"In the garden of Eden, there were no weeds. The dent-de-lion, or dandelion, lay peaceably with lamb's quarters and lettuce, sourgrass with mustard and escarole. All leaves were young, tender, tame and edible in the green and salad days of our first gardeners, who had no need of cooks." So says Betty Fussell, in her book Food in Good Season, from which this recipe comes. I, like Betty it seems, have never held a particular prejudice against weeds. What child, after all, does not adore a dandelion as much as any wild (or cultivated, for that matter) flower? And perhaps the dandelion is even more revered during childhood because of the almost translucent puff of cotton-candy it becomes in the fall.
Friday, June 19, 2009
Today, however, we're not in the original garden. And although summer greens don't necessarily have to be cooked, it doesn't hurt. And if you include them in a terrine of polenta, cheese and bacon, then it really doesn't hurt. I thought this was hands down one of the most delicious ways I've ever had greens. And since you can use any type, or mixture, that you come across, you can buy with abandon at the farmers market, knowing your greens have a purpose. You might try dandelion, mustard, chard, curly endive, escarole or spinach.
In the original recipe, Fussell suggests saving the liquid leached from the greens when they're wilted to include in a later soup. But there's no reason for that, since the liquid is fragrant with garlic and the essence of greens. I stirred it back into the polenta, so neither nutrients nor flavor would be lost through cooking. The polenta soaked it up just a greedily as I thought it might.

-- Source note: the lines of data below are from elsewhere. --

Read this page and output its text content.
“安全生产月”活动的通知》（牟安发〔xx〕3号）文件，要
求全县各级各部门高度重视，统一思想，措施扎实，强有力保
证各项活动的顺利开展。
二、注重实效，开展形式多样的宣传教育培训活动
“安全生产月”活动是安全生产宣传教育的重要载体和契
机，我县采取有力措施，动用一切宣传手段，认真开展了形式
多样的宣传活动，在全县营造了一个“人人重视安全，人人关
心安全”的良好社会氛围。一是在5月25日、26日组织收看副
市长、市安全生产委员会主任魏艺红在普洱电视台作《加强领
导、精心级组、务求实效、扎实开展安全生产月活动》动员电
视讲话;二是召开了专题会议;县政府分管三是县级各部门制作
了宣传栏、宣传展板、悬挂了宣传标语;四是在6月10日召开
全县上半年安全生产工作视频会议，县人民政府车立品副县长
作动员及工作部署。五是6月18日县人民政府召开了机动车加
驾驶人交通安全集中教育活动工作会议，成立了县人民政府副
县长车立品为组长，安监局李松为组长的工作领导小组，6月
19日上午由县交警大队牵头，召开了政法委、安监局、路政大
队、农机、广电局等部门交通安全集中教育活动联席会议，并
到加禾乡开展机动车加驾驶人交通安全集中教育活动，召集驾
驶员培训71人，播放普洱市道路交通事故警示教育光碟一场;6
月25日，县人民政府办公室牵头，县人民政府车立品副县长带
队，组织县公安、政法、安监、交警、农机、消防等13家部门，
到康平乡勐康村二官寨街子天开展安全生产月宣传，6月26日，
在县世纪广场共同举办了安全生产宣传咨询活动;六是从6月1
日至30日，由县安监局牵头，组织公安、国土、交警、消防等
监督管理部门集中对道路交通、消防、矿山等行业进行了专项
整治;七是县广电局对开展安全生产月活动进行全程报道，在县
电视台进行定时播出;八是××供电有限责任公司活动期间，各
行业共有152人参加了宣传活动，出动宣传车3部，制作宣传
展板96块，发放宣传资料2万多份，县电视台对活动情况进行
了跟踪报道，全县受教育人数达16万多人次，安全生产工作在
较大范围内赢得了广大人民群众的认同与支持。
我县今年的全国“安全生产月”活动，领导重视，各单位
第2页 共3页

And speaking of polenta, Fussell's brilliant double boiler method does away with constant stirring. It doesn't produce the kind of dreamy, creamy polenta you might get with the more labor intense method. But it's the perfect texture for baking, and much more amenable to making on a hot summer day.
Terrine of Summer Greens, Bacon and Polenta
Process slightly adopted from Betty Fussell's Food in Good Season
1 teaspoon salt
1 1/2 cups polenta (the slow-cooking kind, such as Bob's Red Mill)
5 cups water
4 sliced bacon
2 tablespoons olive oil
2 cloves garlic (or 3), crushed or passed through a press
1 pound mixed greens, I used a combination of mustard and green chard
Salt and pepper to taste
4 ounces high quality roman cheese, such as Romano Locatelli
8 ounces Fontina cheese
Mix the salt into the polenta in the top of a double boiler. Bring the water to a boil in the bottom of the double boiler, then stir 2 cups of the water slowly into the cornmeal until well combined. Add the remaining water and stir well, leaving about 2 inches of water in the bottom of the double boiler. Place the top of the double boiler over the bottom and cover. Cook for about 20 minutes, stirring occasionally. Be sure that the bottom of the double boiler doesn't dry out.
Cut the bacon into small pieces and fry until crisp. Transfer to a plate and set aside. Add 1 tablespoon of the olive oil to the same pan, then add the crushed garlic and the greens. Toss to coat, then cover the greens and steam them until they're wilted. This should take 5 - 10 minutes. Drain the liquid into the polenta and stir well. Transfer the greens to a cutting board and chop well.
Grate the two types of cheese separately. When the polenta is done, or nearly so, stir the Romano into it. Grease a loaf pan (any standard size is fine) and smooth a layer of polenta on the bottom. Top the polenta with a layer of greens, then bacon, then a sprinkling of Fontina cheese. Top again with polenta, then another layer of the rest of the ingredients, and finally finish with one more layer of polenta. Sprinkle a bit more Fontina over the top, and drizzle with the remaining olive oil.
Place the loaf pan an oven preheated to 450 F, and bake for 15 minutes. The polenta should be a bit browned and crusty on top, and the cheese melted. Remove from the oven and allow to sit for about 10 minutes before unmolding. Slice, and serve. Enjoy your weeds!